Comment by monsieurbanana
13 hours ago
> LLMs produce results on par with what I would expect out of a solid junior developer
This is a common take but it hasn't been my experience. LLMs produce results that vary from expert all the way to slightly better than markov chains. The average result might be equal to a junior developer, and the worst case doesn't happen that often, but the fact that it happens from time to time makes it completely unreliable for a lot of tasks.
Junior developers are much more consistent. Sure, you will find the occasional developer that would delete the test file rather than fixing the tests, but either they will learn their lesson after seeing your wth face or you can fire them. Can't do that with llms.
I think any further discussion about quality just needs to have the following metadata:
- Language
- Total LOC
- Subject matter expertise required
- Total dependency chain
- Subjective score (audited randomly)
And we can start doing some analysis. Otherwise we're pissing into ten kinds of winds.
My own subjective experience is earth shattering at webapps in html and css (because I'm terrible and slow at it), and annoyingly good but a bit wrong usually in planning and optimization in rust and horribly lost at systems design or debugging a reasonably large rust system.
I agree in that these discussions (this whole hn thread tbh) are seriously lacking in concrete examples to be more than holy wars 3.0.
Besides one point: junior developers can learn from their egregious mistakes, llms can't no matter how strongly worded you are in their system prompt.
In a functional work environment, you will build trust with your coworkers little by little. The pale equivalent in LLMs is improving system prompts and writing more and more ai directives that might or might not be followed.
This seems to be one of the huge weaknesses of current LLMs: Despite the words "intelligence" and "machine learning" we throw around, they aren't really able to learn and improve their skills without someone changing the model. So, they repeat the same mistakes and invent new mistakes by random chance.
If I was tutoring a junior developer, and he accidentally deleted the whole source tree or something egregious, that would be a milestone learning point in his career, and he would never ever do it again.

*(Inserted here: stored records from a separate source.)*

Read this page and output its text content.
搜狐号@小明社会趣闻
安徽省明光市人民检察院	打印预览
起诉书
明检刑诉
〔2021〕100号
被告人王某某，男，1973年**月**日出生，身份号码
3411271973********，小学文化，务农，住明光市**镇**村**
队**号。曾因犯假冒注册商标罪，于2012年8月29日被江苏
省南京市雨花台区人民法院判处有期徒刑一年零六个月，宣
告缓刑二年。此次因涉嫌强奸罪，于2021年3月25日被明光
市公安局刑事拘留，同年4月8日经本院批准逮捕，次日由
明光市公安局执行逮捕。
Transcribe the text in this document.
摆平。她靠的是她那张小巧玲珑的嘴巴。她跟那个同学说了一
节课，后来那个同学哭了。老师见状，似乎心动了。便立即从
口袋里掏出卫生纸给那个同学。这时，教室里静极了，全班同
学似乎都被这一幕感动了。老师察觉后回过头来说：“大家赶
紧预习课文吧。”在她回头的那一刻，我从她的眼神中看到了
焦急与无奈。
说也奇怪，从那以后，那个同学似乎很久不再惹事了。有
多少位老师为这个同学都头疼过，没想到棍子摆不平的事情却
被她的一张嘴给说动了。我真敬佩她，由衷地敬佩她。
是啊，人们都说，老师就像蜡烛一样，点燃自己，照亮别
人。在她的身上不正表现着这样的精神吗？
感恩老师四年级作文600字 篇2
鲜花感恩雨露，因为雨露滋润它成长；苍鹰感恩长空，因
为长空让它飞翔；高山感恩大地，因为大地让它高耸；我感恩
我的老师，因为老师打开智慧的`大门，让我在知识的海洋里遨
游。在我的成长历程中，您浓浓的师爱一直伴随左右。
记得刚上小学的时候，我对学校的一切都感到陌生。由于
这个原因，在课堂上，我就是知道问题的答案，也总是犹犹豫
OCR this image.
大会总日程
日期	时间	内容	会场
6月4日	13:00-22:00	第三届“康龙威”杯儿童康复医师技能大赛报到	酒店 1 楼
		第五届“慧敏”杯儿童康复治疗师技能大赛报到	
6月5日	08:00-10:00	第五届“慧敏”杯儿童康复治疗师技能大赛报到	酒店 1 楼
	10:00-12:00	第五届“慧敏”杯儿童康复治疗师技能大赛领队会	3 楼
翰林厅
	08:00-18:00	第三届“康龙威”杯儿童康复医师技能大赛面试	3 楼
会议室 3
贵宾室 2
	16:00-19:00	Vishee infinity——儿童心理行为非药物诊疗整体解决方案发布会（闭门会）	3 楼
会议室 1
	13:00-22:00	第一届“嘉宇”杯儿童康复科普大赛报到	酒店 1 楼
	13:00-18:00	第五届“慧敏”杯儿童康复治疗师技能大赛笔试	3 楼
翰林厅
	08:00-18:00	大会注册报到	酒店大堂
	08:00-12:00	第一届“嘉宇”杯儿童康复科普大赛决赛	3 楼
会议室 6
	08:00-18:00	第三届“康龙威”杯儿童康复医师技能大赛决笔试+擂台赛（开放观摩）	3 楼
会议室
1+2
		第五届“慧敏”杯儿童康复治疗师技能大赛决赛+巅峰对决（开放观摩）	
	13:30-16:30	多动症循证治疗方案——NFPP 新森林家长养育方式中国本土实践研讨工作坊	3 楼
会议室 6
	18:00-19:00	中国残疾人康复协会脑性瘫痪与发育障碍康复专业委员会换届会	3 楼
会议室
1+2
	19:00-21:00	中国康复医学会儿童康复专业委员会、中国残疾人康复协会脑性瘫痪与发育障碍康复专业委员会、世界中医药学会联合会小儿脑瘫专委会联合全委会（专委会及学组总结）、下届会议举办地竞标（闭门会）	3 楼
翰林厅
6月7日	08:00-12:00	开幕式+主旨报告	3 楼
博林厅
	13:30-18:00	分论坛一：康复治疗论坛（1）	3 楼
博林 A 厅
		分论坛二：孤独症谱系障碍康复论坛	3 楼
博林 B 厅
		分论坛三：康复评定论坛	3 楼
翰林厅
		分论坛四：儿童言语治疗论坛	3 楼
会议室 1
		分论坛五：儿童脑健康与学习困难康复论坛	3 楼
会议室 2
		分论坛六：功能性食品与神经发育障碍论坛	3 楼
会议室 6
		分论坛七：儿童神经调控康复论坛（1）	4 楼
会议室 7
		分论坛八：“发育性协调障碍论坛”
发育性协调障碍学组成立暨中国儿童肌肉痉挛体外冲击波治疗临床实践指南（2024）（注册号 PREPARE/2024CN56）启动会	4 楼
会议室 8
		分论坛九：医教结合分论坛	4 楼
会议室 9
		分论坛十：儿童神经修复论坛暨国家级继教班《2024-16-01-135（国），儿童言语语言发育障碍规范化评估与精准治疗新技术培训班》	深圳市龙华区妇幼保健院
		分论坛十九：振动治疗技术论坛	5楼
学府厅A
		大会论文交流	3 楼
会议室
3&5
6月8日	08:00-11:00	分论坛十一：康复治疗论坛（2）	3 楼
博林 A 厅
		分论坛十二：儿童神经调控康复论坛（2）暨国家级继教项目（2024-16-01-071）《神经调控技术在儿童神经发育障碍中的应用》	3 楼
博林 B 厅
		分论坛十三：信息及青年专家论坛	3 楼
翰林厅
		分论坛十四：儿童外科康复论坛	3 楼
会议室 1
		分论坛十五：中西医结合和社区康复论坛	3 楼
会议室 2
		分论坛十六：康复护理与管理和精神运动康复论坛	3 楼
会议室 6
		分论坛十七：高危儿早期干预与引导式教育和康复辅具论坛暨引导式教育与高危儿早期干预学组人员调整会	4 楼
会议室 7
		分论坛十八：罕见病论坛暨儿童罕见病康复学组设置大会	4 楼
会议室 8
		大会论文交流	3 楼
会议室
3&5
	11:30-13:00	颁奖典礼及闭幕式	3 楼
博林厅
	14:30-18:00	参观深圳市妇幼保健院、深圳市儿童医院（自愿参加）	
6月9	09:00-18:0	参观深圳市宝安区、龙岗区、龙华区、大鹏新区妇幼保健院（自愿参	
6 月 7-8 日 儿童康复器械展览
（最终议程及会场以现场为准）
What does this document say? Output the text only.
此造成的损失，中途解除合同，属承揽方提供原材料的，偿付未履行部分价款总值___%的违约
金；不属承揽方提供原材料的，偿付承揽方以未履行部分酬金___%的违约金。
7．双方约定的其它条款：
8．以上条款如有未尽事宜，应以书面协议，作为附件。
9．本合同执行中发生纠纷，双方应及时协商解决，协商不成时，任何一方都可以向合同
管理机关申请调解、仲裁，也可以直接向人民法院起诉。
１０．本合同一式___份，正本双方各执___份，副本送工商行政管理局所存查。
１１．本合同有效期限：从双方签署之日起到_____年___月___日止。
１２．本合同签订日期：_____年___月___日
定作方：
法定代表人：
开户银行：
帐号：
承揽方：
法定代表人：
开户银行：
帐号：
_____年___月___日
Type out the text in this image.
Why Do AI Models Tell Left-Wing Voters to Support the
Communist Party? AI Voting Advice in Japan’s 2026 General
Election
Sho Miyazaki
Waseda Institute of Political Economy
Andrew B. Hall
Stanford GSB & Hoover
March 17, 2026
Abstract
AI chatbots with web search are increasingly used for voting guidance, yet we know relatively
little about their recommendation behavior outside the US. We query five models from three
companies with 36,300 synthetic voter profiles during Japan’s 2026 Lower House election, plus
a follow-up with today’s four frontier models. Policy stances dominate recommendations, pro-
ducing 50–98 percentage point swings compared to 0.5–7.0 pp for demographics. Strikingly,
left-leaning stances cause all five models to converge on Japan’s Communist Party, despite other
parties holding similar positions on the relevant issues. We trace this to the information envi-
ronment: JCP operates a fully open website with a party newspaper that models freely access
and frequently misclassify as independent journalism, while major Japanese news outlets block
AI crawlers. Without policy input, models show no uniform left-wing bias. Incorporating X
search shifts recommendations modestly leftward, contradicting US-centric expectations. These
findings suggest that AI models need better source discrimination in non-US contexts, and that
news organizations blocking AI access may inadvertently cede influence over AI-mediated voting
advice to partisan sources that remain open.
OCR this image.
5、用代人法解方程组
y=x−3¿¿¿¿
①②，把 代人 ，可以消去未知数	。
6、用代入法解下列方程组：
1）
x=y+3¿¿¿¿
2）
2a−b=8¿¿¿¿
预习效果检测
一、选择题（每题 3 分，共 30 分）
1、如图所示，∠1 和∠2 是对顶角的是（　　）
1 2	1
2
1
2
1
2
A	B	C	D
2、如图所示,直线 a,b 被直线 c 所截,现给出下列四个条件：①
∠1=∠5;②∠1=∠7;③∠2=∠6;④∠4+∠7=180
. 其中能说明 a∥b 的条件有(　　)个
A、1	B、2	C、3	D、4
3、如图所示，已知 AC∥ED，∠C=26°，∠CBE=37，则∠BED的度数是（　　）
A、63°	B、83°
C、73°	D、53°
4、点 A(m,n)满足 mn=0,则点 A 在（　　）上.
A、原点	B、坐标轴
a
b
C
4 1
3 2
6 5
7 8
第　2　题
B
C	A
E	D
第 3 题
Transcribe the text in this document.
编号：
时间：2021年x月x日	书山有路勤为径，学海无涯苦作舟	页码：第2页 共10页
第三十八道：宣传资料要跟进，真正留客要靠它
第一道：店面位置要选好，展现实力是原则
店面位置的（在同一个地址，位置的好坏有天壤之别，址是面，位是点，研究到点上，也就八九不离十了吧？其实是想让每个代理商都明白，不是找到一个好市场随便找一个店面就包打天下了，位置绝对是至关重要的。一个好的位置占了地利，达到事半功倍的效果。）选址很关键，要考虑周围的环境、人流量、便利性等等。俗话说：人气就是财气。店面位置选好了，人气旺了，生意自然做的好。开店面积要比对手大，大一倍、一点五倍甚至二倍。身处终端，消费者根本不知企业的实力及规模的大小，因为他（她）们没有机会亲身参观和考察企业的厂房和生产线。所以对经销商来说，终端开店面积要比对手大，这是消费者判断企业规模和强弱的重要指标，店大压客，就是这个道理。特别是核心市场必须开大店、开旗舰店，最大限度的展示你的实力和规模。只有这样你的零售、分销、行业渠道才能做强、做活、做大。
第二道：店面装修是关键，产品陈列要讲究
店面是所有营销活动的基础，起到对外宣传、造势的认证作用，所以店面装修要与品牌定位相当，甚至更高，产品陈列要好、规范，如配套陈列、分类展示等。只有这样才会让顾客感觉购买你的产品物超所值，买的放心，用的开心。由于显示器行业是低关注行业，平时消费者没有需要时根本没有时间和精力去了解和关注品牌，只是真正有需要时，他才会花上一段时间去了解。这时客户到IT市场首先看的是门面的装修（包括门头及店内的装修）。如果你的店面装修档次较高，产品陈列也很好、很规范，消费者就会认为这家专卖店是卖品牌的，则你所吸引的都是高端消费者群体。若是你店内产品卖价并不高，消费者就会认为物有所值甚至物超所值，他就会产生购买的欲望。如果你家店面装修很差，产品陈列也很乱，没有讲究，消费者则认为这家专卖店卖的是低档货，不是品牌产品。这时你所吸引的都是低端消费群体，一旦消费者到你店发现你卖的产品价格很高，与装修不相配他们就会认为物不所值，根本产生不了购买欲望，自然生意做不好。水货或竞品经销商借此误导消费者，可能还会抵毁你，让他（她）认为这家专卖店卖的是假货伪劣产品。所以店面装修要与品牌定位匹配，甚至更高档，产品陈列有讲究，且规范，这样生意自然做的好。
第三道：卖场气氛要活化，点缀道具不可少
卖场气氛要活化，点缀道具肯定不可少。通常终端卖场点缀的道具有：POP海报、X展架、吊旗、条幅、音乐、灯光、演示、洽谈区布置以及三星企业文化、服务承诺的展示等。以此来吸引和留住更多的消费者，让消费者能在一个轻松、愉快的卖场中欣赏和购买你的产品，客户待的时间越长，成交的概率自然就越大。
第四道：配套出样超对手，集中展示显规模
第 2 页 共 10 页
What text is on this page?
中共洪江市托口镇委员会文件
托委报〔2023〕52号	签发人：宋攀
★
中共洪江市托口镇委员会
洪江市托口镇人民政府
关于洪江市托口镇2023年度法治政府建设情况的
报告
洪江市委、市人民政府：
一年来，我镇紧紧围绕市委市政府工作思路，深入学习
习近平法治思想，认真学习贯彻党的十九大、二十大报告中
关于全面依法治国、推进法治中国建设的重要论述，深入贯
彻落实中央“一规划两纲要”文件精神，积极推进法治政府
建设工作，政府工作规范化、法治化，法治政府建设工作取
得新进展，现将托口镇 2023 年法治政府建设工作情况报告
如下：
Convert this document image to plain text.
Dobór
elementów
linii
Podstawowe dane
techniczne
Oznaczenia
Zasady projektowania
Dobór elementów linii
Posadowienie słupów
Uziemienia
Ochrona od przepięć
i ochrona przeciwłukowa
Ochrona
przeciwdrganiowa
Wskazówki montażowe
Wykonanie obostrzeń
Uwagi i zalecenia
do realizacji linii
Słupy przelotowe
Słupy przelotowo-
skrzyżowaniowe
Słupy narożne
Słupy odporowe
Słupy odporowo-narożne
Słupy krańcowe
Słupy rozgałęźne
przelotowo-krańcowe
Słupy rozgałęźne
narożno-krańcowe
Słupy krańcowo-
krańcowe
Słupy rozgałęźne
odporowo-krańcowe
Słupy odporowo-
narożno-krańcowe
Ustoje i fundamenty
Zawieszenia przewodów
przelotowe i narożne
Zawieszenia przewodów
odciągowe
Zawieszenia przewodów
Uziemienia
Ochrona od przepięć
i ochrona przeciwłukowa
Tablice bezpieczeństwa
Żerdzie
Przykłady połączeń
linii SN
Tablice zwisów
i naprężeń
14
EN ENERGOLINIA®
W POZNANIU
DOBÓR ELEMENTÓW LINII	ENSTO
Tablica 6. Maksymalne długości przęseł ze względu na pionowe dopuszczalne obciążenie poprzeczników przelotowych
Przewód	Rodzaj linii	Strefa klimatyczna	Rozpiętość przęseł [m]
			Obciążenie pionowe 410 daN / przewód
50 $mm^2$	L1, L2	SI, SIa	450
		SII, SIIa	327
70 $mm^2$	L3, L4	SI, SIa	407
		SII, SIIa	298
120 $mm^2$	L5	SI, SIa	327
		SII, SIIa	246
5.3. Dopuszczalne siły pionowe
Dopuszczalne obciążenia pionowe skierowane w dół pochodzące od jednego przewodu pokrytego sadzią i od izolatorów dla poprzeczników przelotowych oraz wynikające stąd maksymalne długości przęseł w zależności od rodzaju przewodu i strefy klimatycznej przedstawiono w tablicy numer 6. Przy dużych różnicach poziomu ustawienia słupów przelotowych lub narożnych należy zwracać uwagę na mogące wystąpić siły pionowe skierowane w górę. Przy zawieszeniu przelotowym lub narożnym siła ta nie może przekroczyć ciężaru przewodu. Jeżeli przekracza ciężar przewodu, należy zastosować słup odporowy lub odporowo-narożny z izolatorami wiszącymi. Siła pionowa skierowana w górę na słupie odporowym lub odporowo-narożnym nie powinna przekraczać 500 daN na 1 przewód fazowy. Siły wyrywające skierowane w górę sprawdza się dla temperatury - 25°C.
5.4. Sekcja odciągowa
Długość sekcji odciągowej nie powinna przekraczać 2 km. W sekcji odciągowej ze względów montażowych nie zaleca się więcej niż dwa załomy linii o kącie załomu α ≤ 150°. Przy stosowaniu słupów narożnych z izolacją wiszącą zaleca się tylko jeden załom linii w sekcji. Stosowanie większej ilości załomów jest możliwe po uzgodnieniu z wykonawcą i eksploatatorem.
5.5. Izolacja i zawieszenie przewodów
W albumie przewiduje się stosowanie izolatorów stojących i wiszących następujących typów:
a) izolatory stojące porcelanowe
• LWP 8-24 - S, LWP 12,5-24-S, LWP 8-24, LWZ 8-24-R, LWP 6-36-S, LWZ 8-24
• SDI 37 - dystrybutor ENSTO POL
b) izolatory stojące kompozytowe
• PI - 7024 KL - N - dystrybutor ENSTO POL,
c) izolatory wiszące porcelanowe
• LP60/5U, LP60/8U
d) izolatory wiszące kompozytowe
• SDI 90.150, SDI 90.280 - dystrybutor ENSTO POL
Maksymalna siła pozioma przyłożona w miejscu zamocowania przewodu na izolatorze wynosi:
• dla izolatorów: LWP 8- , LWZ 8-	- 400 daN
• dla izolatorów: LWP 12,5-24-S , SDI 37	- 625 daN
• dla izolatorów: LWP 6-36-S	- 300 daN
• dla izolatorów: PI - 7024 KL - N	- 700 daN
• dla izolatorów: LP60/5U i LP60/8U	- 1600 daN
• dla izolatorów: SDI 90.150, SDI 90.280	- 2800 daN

But if the LLM does it accidentally, it will be apologetic, but after the next context window clear, it has the same chances of doing it again.
> Besides one point: junior developers can learn from their egregious mistakes, llms can't no matter how strongly worded you are in their system prompt.
I think if you set off an LLM to do something, and it does a "egregious mistake" in the implementation, and then you adjust the system prompt to explicitly guard against that or go towards a different implementation and you restart from scratch again yet it does the exact same "egregious mistake", then you need to try a different model/tool than the one you've tried that with.
It's common with smaller models, or bigger models that are heavily quanitized that they aren't great at following system/developer prompts, but that really shouldn't happen with the available SOTA models, I haven't had something ignored like that in years by now.
1 reply →
I can in fact fire an LLM. It's even easier than firing a junior developer.
Or rather, it's more like a contractor. If I don't like the job they did, I don't give them the next job.